Right after the L.A. Times scoop, Murray Waas filled in another piece of the prewar propaganda puzzle. He reported in the nonpartisan National Journal that 10 days after 9/11, "President Bush was told in a highly classified briefing that the U.S. intelligence community had no evidence linking the Iraqi regime of Saddam Hussein to the attacks and that there was scant credible evidence that Iraq had any significant collaborative ties with Al Qaeda."
Rich has more examples of the lies but nothing we don't already know about.

Rich reminds us why the past is important.
No debate about the past, of course, can undo the mess that the administration made in Iraq. But the past remains important because it is a road map to both the present and the future. Leaders who dissembled then are still doing so. Indeed, they do so even in the same speeches in which they vehemently deny having misled us then - witness Mr. Bush's false claims about what prewar intelligence was seen by Congress and Mr. Cheney's effort last Monday to again conflate the terrorists of 9/11 with those "making a stand in Iraq." (Maj. Gen. Douglas Lute, director of operations for Centcom, says the Iraqi insurgency is 90 percent homegrown.) These days Mr. Bush and Mr. Cheney routinely exaggerate the readiness of Iraqi troops, much as they once inflated Saddam's W.M.D.'s.

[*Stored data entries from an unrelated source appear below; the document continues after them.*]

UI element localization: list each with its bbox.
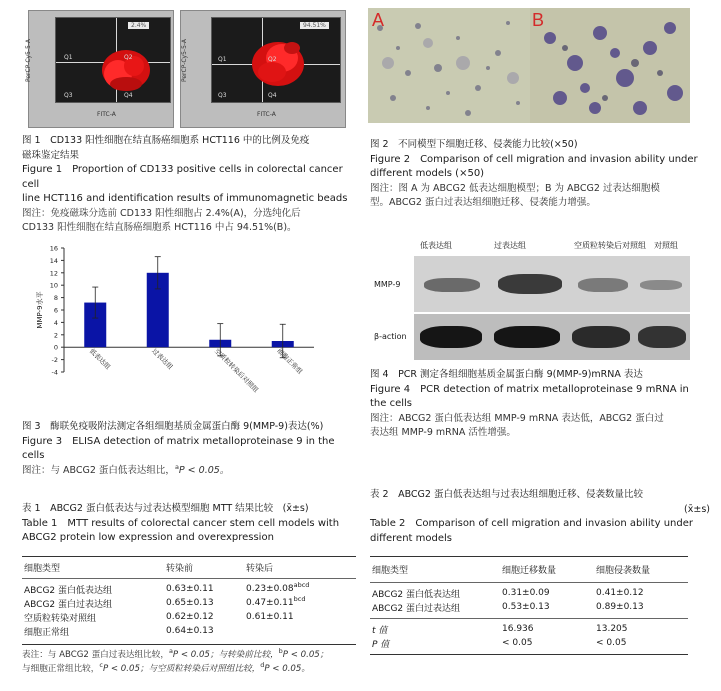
caption-en-line: Figure 3 ELISA detection of matrix metalloproteinase 9 in the cells <box>22 435 335 461</box>
caption-cn-line: 图 1 CD133 阳性细胞在结直肠癌细胞系 HCT116 中的比例及免疫 <box>22 135 310 146</box>
quadrant-q2: Q2 <box>124 54 133 61</box>
table-row <box>22 596 356 610</box>
table-header-cell: 细胞类型 <box>24 563 61 574</box>
table-header-cell: 转染后 <box>246 563 274 574</box>
lane-label: 低表达组 <box>420 241 452 250</box>
table-1-note <box>22 648 362 676</box>
table-cell: ABCG2 蛋白低表达组 <box>24 585 113 596</box>
table-top-rule <box>22 556 356 557</box>
flow-cluster-a <box>56 18 171 103</box>
table-1-rows <box>22 582 356 638</box>
caption-cn-line: 图 3 酶联免疫吸附法测定各组细胞基质金属蛋白酶 9(MMP-9)表达(%) <box>22 421 324 432</box>
table-title-cn: 表 1 ABCG2 蛋白低表达与过表达模型细胞 MTT 结果比较 (x̄±s) <box>22 503 309 514</box>
note-superscript: c <box>99 661 103 670</box>
caption-en-line: different models (×50) <box>370 168 485 179</box>
table-cell: 0.63±0.11 <box>166 584 214 594</box>
cell-value: 0.47±0.11 <box>246 598 294 608</box>
x-tick-label: 低表达组 <box>87 346 112 371</box>
figure-note-line: CD133 阳性细胞在结直肠癌细胞系 HCT116 中占 94.51%(B)。 <box>22 222 297 233</box>
table-2-stats <box>370 622 688 650</box>
micrograph-texture-a <box>368 8 530 123</box>
y-axis-label: MMP-9水平 <box>36 291 44 329</box>
y-tick-label: 14 <box>49 256 58 265</box>
table-row <box>22 610 356 624</box>
table-cell: 13.205 <box>596 624 628 634</box>
table-cell: 0.89±0.13 <box>596 602 644 612</box>
quadrant-q1: Q1 <box>218 56 227 63</box>
note-superscript: b <box>278 647 283 656</box>
gel-band <box>420 326 482 348</box>
note-text: 表注：与 ABCG2 蛋白过表达组比较， <box>22 650 169 660</box>
figure-1-caption <box>22 134 352 236</box>
gel-band <box>498 274 562 294</box>
note-superscript: a <box>168 647 173 656</box>
table-cell: 细胞正常组 <box>24 627 70 638</box>
percentage-label: 2.4% <box>128 22 149 29</box>
table-cell: 0.65±0.13 <box>166 598 214 608</box>
note-text: P < 0.05； <box>282 650 329 660</box>
table-header-cell: 细胞类型 <box>372 565 409 576</box>
gel-row-label: β-action <box>374 332 407 341</box>
y-axis-label: PerCP-Cy5-5-A <box>181 38 189 83</box>
cell-value: 0.23±0.08 <box>246 584 294 594</box>
note-text: P < 0.05；与空质粒转染后对照组比较， <box>102 664 261 674</box>
percentage-label: 94.51% <box>300 22 329 29</box>
table-row <box>370 586 688 600</box>
figure-note-line: 型。ABCG2 蛋白过表达组细胞迁移、侵袭能力增强。 <box>370 197 596 208</box>
x-tick-label: 空质粒转染后对照组 <box>212 346 260 394</box>
caption-en-line: the cells <box>370 398 413 409</box>
caption-cn-line: 磁珠鉴定结果 <box>22 149 80 161</box>
y-tick-label: 2 <box>53 331 58 340</box>
table-mid-rule <box>22 578 356 579</box>
gel-band <box>640 280 682 290</box>
table-header-cell: 细胞侵袭数量 <box>596 565 651 576</box>
table-cell: 空质粒转染对照组 <box>24 613 97 624</box>
table-row <box>370 622 688 636</box>
y-tick-label: 10 <box>49 281 58 290</box>
table-cell: 0.62±0.12 <box>166 612 214 622</box>
gel-lane-labels <box>370 240 700 254</box>
y-tick-label: 4 <box>53 318 58 327</box>
table-cell: P 值 <box>372 639 390 650</box>
table-cell: 0.64±0.13 <box>166 626 214 636</box>
figure-note-line: 图注：ABCG2 蛋白低表达组 MMP-9 mRNA 表达低，ABCG2 蛋白过 <box>370 412 664 424</box>
flow-plot-a <box>25 10 174 128</box>
y-tick-label: -4 <box>51 368 58 377</box>
figure-note-line: 图注：图 A 为 ABCG2 低表达细胞模型；B 为 ABCG2 过表达细胞模 <box>370 182 660 194</box>
y-axis-label: PerCP-Cy5-5-A <box>25 38 33 83</box>
figure-4-caption <box>370 368 710 441</box>
caption-en-line: Figure 4 PCR detection of matrix metalloproteinase 9 mRNA in <box>370 383 689 395</box>
table-note-line <box>22 648 362 662</box>
note-text: P < 0.05；与转染前比较， <box>172 650 279 660</box>
lane-label: 空质粒转染后对照组 <box>574 241 646 250</box>
quadrant-q3: Q3 <box>64 92 73 99</box>
table-bottom-rule <box>370 654 688 655</box>
table-title-cn: 表 2 ABCG2 蛋白低表达组与过表达组细胞迁移、侵袭数量比较 <box>370 489 643 500</box>
micrograph-texture-b <box>530 8 690 123</box>
quadrant-q4: Q4 <box>124 92 133 99</box>
table-cell: 0.31±0.09 <box>502 588 550 598</box>
x-axis-label: FITC-A <box>97 111 116 118</box>
gel-band <box>494 326 560 348</box>
caption-en-line: Figure 1 Proportion of CD133 positive cells in colorectal cancer cell <box>22 164 343 190</box>
note-superscript: a <box>174 462 179 471</box>
figure-3-caption <box>22 420 356 478</box>
table-title-en: Table 1 MTT results of colorectal cancer stem cell models with <box>22 517 340 529</box>
table-header-row <box>22 560 356 574</box>
y-tick-label: 6 <box>53 306 58 315</box>
gel-band <box>424 278 480 292</box>
quadrant-q4: Q4 <box>268 92 277 99</box>
gel-band <box>638 326 686 348</box>
table-row <box>22 624 356 638</box>
table-mid-rule <box>370 582 688 583</box>
note-text: 图注：与 ABCG2 蛋白低表达组比， <box>22 464 175 476</box>
caption-cn-line: 图 2 不同模型下细胞迁移、侵袭能力比较(×50) <box>370 139 578 150</box>
table-title-unit: (x̄±s) <box>684 503 710 515</box>
table-2-body <box>370 562 688 576</box>
table-note-line <box>22 662 362 676</box>
gel-actin-row <box>414 314 690 360</box>
table-title-en: ABCG2 protein low expression and overexpression <box>22 532 274 543</box>
table-cell: 0.53±0.13 <box>502 602 550 612</box>
table-2-rows <box>370 586 688 614</box>
table-row <box>22 582 356 596</box>
panel-label-a: A <box>372 10 385 30</box>
table-header-row <box>370 562 688 576</box>
figure-2-caption <box>370 138 710 211</box>
note-superscript: d <box>260 661 265 670</box>
table-header-cell: 转染前 <box>166 563 194 574</box>
table-cell <box>244 582 356 596</box>
lane-label: 对照组 <box>654 241 678 250</box>
caption-en-line: Figure 2 Comparison of cell migration and invasion ability under <box>370 153 698 165</box>
table-cell: < 0.05 <box>596 638 627 648</box>
y-tick-label: 12 <box>49 269 58 278</box>
cell-superscript: abcd <box>293 581 310 589</box>
cell-superscript: bcd <box>293 595 306 603</box>
table-stat-rule <box>370 618 688 619</box>
y-tick-label: 16 <box>49 244 58 253</box>
x-tick-label: 过表达组 <box>150 346 175 371</box>
micrograph-a <box>368 8 530 123</box>
table-2 <box>370 488 710 546</box>
table-cell: 0.41±0.12 <box>596 588 644 598</box>
table-cell: 0.61±0.11 <box>246 612 294 622</box>
table-cell: < 0.05 <box>502 638 533 648</box>
note-text: P < 0.05。 <box>264 664 310 674</box>
y-tick-label: -2 <box>51 356 58 365</box>
figure-note-line: 图注：免疫磁珠分选前 CD133 阳性细胞占 2.4%(A)，分选纯化后 <box>22 207 301 219</box>
table-cell: ABCG2 蛋白过表达组 <box>372 603 461 614</box>
note-text: P < 0.05。 <box>178 464 230 476</box>
caption-en-line: line HCT116 and identification results of immunomagnetic beads <box>22 193 348 204</box>
quadrant-q3: Q3 <box>218 92 227 99</box>
table-bottom-rule <box>22 644 356 645</box>
table-title-en: different models <box>370 532 452 544</box>
gel-band <box>578 278 628 292</box>
quadrant-q2: Q2 <box>268 56 277 63</box>
caption-cn-line: 图 4 PCR 测定各组细胞基质金属蛋白酶 9(MMP-9)mRNA 表达 <box>370 369 643 380</box>
gel-band <box>572 326 630 348</box>
mmp9-bar-chart <box>24 240 344 410</box>
lane-label: 过表达组 <box>494 241 526 250</box>
figure-3-chart <box>24 240 344 410</box>
figure-note-line <box>22 464 356 479</box>
gel-row-label: MMP-9 <box>374 280 401 289</box>
flow-plot-b <box>180 10 346 128</box>
table-cell: t 值 <box>372 625 388 636</box>
gel-mmp9-row <box>414 256 690 312</box>
table-cell: 16.936 <box>502 624 534 634</box>
table-top-rule <box>370 556 688 557</box>
table-cell <box>244 624 356 638</box>
table-1-body <box>22 560 356 574</box>
table-cell: ABCG2 蛋白过表达组 <box>24 599 113 610</box>
note-text: 与细胞正常组比较， <box>22 664 100 674</box>
figure-note-line: 表达组 MMP-9 mRNA 活性增强。 <box>370 427 516 438</box>
micrograph-b <box>530 8 690 123</box>
x-tick-label: 细胞正常组 <box>275 346 304 376</box>
y-tick-label: 0 <box>53 343 58 352</box>
quadrant-q1: Q1 <box>64 54 73 61</box>
table-row <box>370 600 688 614</box>
table-cell <box>244 596 356 610</box>
table-title-en: Table 2 Comparison of cell migration and invasion ability under <box>370 518 693 529</box>
y-tick-label: 8 <box>53 294 58 303</box>
table-row <box>370 636 688 650</box>
table-cell: ABCG2 蛋白低表达组 <box>372 589 461 600</box>
table-header-cell: 细胞迁移数量 <box>502 565 557 576</box>
x-axis-label: FITC-A <box>257 111 276 118</box>
panel-label-b: B <box>532 10 545 30</box>
table-1 <box>22 502 356 546</box>
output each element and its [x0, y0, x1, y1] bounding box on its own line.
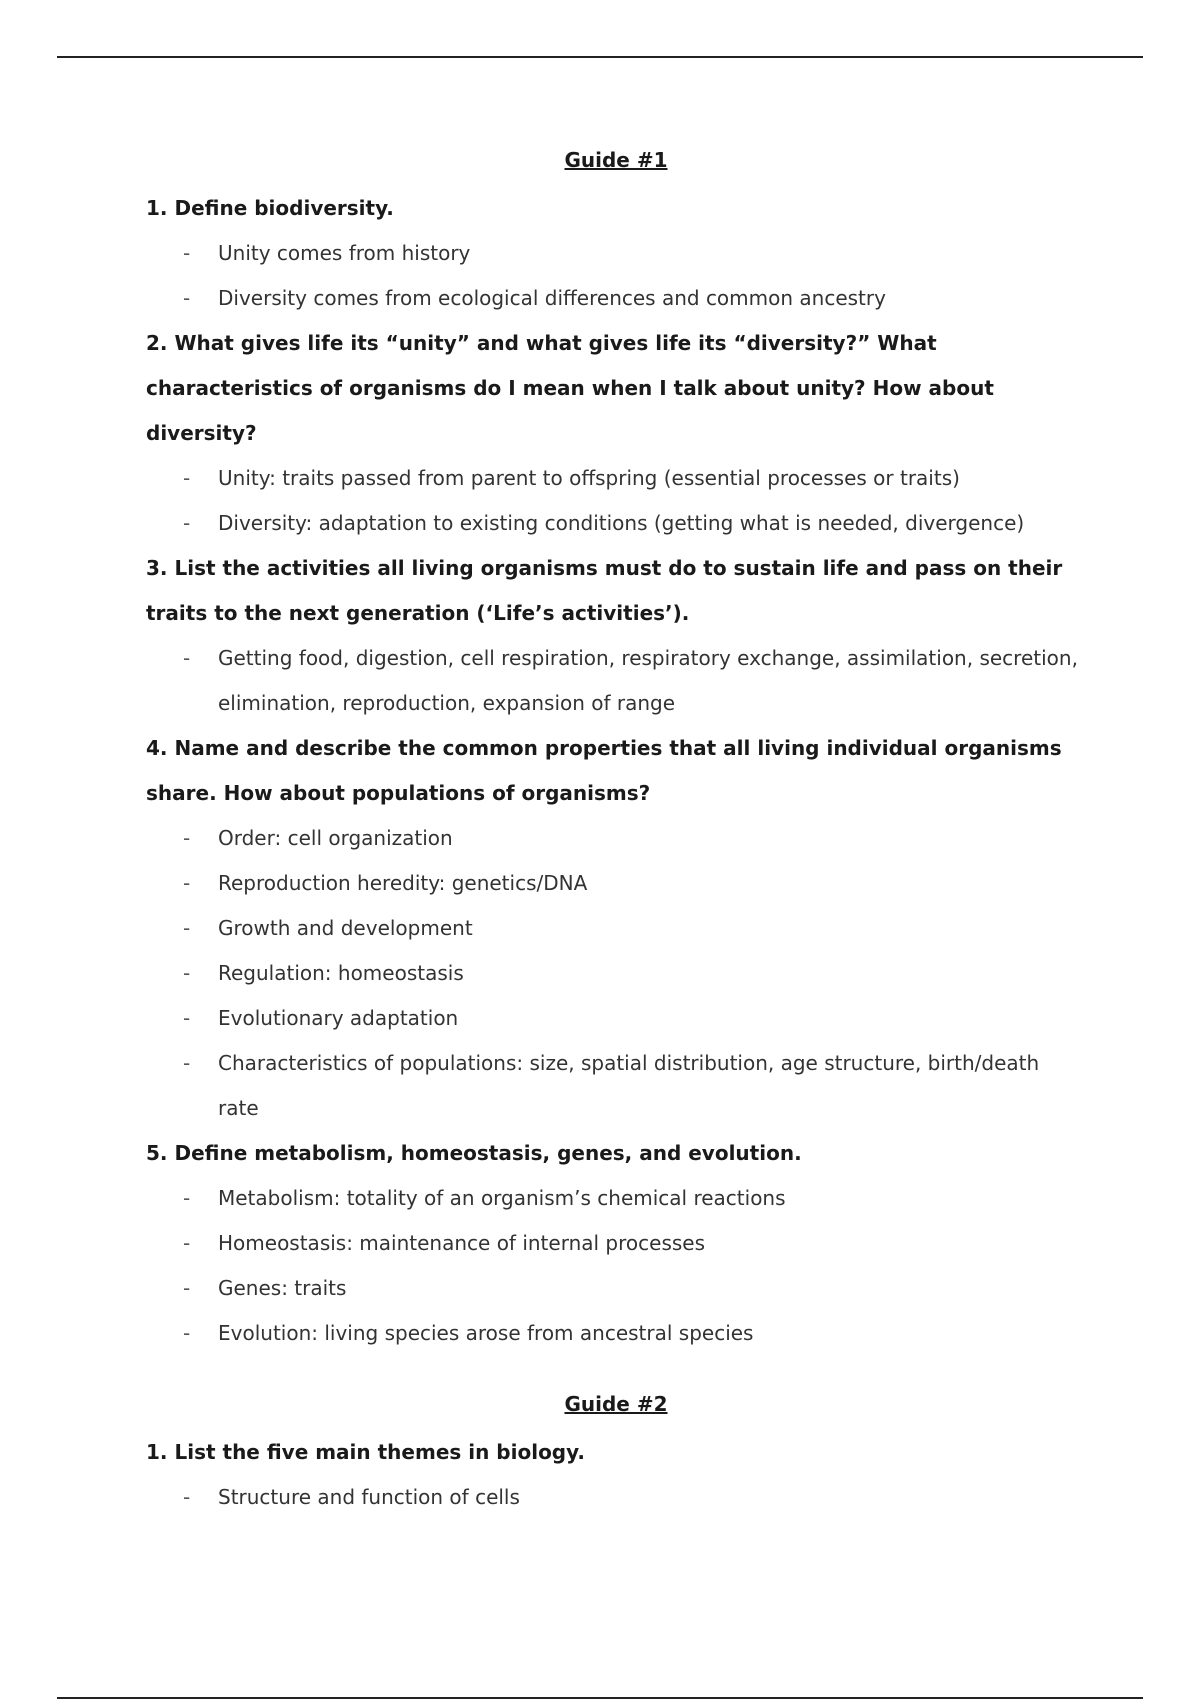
- question-block: [146, 321, 1086, 546]
- dash-icon: -: [183, 1186, 191, 1210]
- top-rule: [57, 56, 1143, 58]
- answer-item: [146, 1311, 1086, 1356]
- answer-item: [146, 231, 1086, 276]
- answer-item: [146, 996, 1086, 1041]
- answer-item: [146, 501, 1086, 546]
- answer-item: [146, 906, 1086, 951]
- dash-icon: -: [183, 1276, 191, 1300]
- answer-item: [146, 951, 1086, 996]
- answer-item: [146, 1176, 1086, 1221]
- answer-text: Homeostasis: maintenance of internal processes: [218, 1231, 706, 1255]
- answer-item: [146, 1475, 1086, 1520]
- answer-item: [146, 1221, 1086, 1266]
- dash-icon: -: [183, 826, 191, 850]
- answer-item: [146, 1266, 1086, 1311]
- question-text: 4. Name and describe the common properties that all living individual organisms share. How about populations of organisms?: [146, 736, 1062, 805]
- question-block: [146, 546, 1086, 726]
- dash-icon: -: [183, 961, 191, 985]
- answer-text: Regulation: homeostasis: [218, 961, 464, 985]
- answer-list: [146, 456, 1086, 546]
- question-block: [146, 726, 1086, 1131]
- answer-text: Characteristics of populations: size, spatial distribution, age structure, birth/death rate: [218, 1051, 1040, 1120]
- answer-item: [146, 636, 1086, 726]
- answer-item: [146, 1041, 1086, 1131]
- answer-text: Diversity comes from ecological differences and common ancestry: [218, 286, 886, 310]
- dash-icon: -: [183, 916, 191, 940]
- dash-icon: -: [183, 871, 191, 895]
- answer-text: Growth and development: [218, 916, 473, 940]
- question-text: 5. Define metabolism, homeostasis, genes, and evolution.: [146, 1141, 802, 1165]
- guide-title: Guide #2: [564, 1392, 668, 1416]
- answer-text: Metabolism: totality of an organism’s chemical reactions: [218, 1186, 786, 1210]
- answer-list: [146, 816, 1086, 1131]
- question-text: 1. List the five main themes in biology.: [146, 1440, 585, 1464]
- question-block: [146, 186, 1086, 321]
- dash-icon: -: [183, 1321, 191, 1345]
- answer-item: [146, 816, 1086, 861]
- dash-icon: -: [183, 286, 191, 310]
- dash-icon: -: [183, 1485, 191, 1509]
- answer-text: Unity: traits passed from parent to offspring (essential processes or traits): [218, 466, 960, 490]
- answer-list: [146, 231, 1086, 321]
- document-body: [146, 146, 1086, 1520]
- answer-text: Reproduction heredity: genetics/DNA: [218, 871, 588, 895]
- answer-item: [146, 861, 1086, 906]
- dash-icon: -: [183, 466, 191, 490]
- answer-list: [146, 1475, 1086, 1520]
- answer-text: Unity comes from history: [218, 241, 471, 265]
- dash-icon: -: [183, 241, 191, 265]
- question-text: 2. What gives life its “unity” and what gives life its “diversity?” What characteristics of organisms do I mean when I talk about unity? How about diversity?: [146, 331, 994, 445]
- question-text: 3. List the activities all living organisms must do to sustain life and pass on their traits to the next generation (‘Life’s activities’).: [146, 556, 1063, 625]
- guide-1-section: [146, 146, 1086, 1356]
- answer-text: Genes: traits: [218, 1276, 347, 1300]
- question-text: 1. Define biodiversity.: [146, 196, 394, 220]
- dash-icon: -: [183, 1231, 191, 1255]
- dash-icon: -: [183, 646, 191, 670]
- answer-item: [146, 456, 1086, 501]
- answer-text: Evolutionary adaptation: [218, 1006, 459, 1030]
- answer-text: Getting food, digestion, cell respiration, respiratory exchange, assimilation, secretion, elimination, reproduction, expansion of range: [218, 646, 1078, 715]
- answer-list: [146, 1176, 1086, 1356]
- question-block: [146, 1131, 1086, 1356]
- dash-icon: -: [183, 511, 191, 535]
- answer-list: [146, 636, 1086, 726]
- dash-icon: -: [183, 1051, 191, 1075]
- guide-2-section: [146, 1390, 1086, 1520]
- answer-item: [146, 276, 1086, 321]
- bottom-rule: [57, 1697, 1143, 1699]
- question-block: [146, 1430, 1086, 1520]
- answer-text: Evolution: living species arose from ancestral species: [218, 1321, 754, 1345]
- answer-text: Order: cell organization: [218, 826, 453, 850]
- guide-title: Guide #1: [564, 148, 668, 172]
- section-spacer: [146, 1356, 1086, 1390]
- answer-text: Structure and function of cells: [218, 1485, 520, 1509]
- dash-icon: -: [183, 1006, 191, 1030]
- answer-text: Diversity: adaptation to existing conditions (getting what is needed, divergence): [218, 511, 1025, 535]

"We're not going to sit by and let them rewrite history," the vice president said of his critics. "We're going to continue throwing their own words back at them." But according to a Harris poll released by The Wall Street Journal last Wednesday, 64 percent of Americans now believe that the Bush administration "generally misleads the American public on current issues to achieve its own ends." That's why it's Mr. Cheney's and the president's own words that are being thrown back now - not to rewrite history but to reveal it for the first time to an angry country that has learned the hard way that it can no longer afford to be without the truth.
Americans now seek the truth and the truth is poison to Dick Cheney's lust for power. That's why they are fighting back. But as Frank Rich says, it's not working.

Sidney Blumenthal's article probably does more to clarify what's going on than anything else I have read. Dick Cheney's plans for power began with Richard Nixon. His attempts to hijack the government have all been stopped until Bush 43. He was almost there with Ronald Reagan but Nancy recognized him as the dangerous nut case he is. Scowcroft interrupted his plans during the Bush 41 administration. Bush 43 is his last chance. That's why we are seeing the vicious cornered rat behavior of the Bush administration now. Once again, it's all about Cheney. Frank Rich didn't emphasize that enough in his otherwise excellent piece.